InfiX-ai/InfiR-1B-Instruct is a 1 billion parameter instruction-tuned causal language model developed by InfiX, continually pretrained from Llama-3.2-1B. It features a 32768 token context length and is specifically optimized for reasoning tasks, including mathematical problem-solving, code generation, and chain-of-thought reasoning. This model aims to improve reasoning capabilities in smaller language models, offering a balance between performance and reduced computational overhead.
Loading preview...
InfiR-1B-Instruct: A Reasoning-Focused Small Language Model
InfiR-1B-Instruct, developed by InfiX, is a 1 billion parameter instruction-tuned model built upon the Llama-3.2-1B architecture. It is designed to enhance reasoning capabilities in smaller language models, aiming to reduce adoption barriers and address privacy concerns associated with larger models. The model features an extended sequence length of 4096 tokens during training and supports a context length of 32768 tokens.
Key Capabilities
- Enhanced Reasoning: Demonstrates improved performance in mathematical reasoning, code generation, and chain-of-thought problem-solving compared to its base model, Llama-3.2-1B-Instruct.
- Efficient Performance: Achieves competitive results on benchmarks like GSM8K (70.9), MATH (46.4), and HumanEval (58.54) within its 1B parameter class, outperforming Llama-3.2-1B-Instruct.

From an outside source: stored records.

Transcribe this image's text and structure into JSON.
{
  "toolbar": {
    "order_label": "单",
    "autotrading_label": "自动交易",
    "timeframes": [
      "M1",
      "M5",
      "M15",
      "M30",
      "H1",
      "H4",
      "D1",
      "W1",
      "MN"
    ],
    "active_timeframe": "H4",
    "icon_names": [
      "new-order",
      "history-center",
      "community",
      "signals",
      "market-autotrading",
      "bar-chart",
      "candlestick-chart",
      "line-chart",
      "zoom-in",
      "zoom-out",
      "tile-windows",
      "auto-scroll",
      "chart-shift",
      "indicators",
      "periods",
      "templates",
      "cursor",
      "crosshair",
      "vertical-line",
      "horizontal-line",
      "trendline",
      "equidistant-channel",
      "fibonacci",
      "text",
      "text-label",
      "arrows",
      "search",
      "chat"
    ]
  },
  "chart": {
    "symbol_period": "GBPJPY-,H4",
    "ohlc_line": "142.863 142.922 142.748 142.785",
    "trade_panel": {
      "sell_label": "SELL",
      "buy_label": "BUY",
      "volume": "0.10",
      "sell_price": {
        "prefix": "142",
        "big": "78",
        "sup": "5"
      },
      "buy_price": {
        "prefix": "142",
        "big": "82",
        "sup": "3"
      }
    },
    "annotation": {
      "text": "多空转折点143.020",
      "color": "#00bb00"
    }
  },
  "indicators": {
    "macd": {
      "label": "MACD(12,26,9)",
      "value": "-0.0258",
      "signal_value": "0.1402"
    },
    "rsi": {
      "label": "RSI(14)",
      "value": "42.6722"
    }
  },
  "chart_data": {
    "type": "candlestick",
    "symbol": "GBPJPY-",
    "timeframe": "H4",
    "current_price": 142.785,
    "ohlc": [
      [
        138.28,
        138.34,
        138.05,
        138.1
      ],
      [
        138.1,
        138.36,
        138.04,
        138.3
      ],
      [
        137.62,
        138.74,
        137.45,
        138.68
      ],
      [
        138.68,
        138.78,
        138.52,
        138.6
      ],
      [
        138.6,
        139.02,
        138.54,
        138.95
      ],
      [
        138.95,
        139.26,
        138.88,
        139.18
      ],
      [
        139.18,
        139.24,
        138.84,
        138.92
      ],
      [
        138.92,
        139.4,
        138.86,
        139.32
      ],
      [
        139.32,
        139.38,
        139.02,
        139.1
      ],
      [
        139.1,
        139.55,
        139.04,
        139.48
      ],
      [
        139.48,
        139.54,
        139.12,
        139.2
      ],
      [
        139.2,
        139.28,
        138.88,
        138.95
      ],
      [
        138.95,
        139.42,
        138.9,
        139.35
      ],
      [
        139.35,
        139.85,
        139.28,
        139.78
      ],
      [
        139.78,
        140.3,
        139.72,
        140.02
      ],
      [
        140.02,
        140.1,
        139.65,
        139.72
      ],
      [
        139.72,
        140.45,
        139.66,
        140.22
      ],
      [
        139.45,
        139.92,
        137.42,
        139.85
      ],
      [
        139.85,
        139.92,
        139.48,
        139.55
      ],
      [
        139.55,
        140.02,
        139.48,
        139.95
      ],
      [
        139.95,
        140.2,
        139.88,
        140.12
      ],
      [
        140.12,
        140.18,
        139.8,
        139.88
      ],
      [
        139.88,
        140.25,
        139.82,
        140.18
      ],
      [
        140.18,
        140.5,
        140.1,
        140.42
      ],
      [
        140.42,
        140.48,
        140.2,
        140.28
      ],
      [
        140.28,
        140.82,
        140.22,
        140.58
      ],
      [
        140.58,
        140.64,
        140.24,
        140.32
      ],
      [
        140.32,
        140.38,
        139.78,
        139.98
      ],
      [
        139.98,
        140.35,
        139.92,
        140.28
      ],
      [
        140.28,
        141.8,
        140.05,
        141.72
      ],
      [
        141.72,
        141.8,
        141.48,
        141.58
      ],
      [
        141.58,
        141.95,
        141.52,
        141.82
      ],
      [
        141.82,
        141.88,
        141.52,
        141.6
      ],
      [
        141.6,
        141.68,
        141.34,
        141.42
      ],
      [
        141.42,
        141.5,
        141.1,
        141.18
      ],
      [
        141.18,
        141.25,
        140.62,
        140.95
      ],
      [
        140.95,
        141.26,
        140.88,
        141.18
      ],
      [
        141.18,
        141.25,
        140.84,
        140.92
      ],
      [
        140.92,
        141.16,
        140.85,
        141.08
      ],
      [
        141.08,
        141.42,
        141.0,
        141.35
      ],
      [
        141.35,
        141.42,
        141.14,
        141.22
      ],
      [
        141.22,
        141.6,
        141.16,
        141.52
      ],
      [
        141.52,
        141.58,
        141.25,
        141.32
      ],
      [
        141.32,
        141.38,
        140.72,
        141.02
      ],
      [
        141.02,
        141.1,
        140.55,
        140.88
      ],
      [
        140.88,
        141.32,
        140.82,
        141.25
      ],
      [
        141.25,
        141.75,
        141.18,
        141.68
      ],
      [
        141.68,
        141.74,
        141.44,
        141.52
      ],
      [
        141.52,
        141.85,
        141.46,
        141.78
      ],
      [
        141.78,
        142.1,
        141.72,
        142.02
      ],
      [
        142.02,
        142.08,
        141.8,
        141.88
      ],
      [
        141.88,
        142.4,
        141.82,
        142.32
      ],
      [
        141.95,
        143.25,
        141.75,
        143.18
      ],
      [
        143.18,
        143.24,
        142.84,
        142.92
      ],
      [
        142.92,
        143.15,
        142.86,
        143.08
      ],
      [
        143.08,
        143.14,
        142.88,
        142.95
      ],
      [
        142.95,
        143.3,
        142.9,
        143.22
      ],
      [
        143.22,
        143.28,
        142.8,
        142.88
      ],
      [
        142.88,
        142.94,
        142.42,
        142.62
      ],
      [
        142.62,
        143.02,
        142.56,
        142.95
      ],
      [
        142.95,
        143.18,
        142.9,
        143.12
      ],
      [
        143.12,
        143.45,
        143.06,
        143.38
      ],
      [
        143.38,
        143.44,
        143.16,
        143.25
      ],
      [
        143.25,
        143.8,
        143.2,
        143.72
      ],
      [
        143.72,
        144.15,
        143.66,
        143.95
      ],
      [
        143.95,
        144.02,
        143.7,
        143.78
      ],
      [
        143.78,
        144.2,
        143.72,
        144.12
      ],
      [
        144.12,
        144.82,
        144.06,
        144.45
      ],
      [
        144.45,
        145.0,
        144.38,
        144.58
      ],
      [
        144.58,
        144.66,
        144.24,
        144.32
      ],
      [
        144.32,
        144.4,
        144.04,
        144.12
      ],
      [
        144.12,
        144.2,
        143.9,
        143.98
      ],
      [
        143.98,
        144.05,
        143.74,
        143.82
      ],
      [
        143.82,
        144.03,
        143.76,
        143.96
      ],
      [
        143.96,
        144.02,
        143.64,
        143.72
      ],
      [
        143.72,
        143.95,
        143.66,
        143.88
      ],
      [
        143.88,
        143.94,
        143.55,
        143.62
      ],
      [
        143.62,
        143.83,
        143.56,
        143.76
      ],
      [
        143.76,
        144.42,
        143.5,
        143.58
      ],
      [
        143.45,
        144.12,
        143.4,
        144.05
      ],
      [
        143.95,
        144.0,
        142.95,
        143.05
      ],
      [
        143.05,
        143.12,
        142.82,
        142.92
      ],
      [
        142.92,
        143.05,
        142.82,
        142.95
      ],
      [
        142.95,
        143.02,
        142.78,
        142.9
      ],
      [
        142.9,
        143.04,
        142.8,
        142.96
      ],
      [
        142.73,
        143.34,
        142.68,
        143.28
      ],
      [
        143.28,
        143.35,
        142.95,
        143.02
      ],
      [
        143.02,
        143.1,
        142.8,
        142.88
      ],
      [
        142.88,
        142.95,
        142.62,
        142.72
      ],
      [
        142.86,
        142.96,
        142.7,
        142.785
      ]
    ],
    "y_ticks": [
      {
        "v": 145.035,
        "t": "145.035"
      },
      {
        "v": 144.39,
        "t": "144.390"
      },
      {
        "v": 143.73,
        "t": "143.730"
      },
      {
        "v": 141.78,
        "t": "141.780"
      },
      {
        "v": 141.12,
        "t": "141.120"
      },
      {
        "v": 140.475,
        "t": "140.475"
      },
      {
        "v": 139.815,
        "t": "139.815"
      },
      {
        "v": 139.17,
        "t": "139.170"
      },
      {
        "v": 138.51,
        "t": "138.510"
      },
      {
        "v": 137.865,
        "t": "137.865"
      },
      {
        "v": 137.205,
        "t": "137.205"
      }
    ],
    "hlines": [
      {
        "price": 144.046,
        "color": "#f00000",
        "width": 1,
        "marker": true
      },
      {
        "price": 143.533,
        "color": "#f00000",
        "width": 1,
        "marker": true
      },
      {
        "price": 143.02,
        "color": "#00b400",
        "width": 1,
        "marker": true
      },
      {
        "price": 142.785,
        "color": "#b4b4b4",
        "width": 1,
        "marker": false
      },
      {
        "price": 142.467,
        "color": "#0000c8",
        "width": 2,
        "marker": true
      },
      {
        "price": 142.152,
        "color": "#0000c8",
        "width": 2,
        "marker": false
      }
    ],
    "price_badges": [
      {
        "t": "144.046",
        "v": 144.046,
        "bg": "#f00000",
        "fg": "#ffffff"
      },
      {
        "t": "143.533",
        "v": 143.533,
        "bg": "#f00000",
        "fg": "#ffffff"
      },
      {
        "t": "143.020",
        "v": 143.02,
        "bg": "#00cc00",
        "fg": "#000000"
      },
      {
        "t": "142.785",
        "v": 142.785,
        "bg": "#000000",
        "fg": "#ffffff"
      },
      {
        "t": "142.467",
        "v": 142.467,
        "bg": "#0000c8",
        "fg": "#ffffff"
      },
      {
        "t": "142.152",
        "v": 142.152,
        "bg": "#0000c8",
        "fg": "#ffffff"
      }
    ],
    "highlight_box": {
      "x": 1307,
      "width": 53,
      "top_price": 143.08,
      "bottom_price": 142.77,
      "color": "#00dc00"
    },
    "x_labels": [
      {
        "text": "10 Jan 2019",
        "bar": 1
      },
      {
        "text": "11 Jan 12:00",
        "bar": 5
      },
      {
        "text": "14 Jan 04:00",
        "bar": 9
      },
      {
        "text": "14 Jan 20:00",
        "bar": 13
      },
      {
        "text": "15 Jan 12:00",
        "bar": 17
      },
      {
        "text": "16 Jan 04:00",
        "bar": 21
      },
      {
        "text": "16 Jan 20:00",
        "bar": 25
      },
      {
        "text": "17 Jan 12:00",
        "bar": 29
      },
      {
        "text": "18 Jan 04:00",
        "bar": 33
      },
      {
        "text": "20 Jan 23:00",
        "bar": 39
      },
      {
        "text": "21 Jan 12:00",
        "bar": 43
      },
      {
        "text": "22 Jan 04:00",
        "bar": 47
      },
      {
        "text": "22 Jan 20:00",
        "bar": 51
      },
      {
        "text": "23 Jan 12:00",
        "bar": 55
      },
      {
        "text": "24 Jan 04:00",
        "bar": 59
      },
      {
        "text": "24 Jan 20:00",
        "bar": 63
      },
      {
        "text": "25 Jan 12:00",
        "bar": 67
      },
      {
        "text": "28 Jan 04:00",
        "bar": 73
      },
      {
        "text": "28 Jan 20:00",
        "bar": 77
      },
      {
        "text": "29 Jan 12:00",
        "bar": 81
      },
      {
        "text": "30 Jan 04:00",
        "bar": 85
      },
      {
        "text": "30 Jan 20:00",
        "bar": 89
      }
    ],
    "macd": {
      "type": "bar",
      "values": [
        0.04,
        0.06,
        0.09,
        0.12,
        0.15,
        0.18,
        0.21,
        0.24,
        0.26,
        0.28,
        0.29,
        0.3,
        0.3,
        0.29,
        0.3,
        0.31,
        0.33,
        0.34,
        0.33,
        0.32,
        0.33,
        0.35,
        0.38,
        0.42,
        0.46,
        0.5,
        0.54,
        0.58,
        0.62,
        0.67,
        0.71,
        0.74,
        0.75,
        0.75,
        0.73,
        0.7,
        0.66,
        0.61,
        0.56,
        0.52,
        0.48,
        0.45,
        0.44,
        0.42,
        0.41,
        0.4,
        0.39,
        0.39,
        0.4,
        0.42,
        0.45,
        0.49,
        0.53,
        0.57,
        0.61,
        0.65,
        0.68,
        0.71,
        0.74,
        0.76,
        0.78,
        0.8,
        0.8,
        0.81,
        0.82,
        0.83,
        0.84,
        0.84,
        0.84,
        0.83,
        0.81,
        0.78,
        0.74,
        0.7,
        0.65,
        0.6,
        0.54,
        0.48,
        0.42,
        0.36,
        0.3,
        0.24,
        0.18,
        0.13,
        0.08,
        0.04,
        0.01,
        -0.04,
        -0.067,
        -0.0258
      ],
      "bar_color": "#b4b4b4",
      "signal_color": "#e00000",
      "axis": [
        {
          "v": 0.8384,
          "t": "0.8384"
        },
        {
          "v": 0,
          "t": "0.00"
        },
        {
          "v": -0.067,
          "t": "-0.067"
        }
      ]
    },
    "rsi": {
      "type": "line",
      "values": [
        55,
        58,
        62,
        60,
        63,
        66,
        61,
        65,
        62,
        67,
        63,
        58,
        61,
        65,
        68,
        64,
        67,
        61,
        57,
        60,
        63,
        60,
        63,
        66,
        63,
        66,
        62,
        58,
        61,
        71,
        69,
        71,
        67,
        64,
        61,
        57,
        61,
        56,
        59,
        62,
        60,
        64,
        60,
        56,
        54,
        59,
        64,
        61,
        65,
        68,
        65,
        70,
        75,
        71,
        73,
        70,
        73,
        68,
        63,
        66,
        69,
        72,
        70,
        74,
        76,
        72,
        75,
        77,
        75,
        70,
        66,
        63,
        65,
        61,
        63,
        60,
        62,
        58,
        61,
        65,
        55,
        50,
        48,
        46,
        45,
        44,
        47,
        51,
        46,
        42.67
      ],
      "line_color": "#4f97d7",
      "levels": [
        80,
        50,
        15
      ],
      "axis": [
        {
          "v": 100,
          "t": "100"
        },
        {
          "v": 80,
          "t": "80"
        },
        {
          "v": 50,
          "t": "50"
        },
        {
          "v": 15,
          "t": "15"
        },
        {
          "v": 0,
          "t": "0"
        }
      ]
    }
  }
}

- Optimized Training: Underwent a multi-stage training process including 900B tokens of pre-training (52% code, 48% high-quality web data), 40B tokens of annealing with extra math and code, and 4M tokens of Supervised Fine-Tuning (SFT) on diverse instruction datasets.
Good For
- Applications requiring strong reasoning in a compact form factor: Ideal for scenarios where computational resources are limited but robust reasoning for tasks like mathematical problem-solving or code generation is crucial.
- Developers seeking an efficient alternative: Offers a performant option for English-language tasks, particularly for those looking to deploy smaller, more manageable models without sacrificing core reasoning abilities.
- Research into small language models (SLMs): Provides a strong baseline for further exploration and development in the SLM space, especially concerning reasoning and efficiency.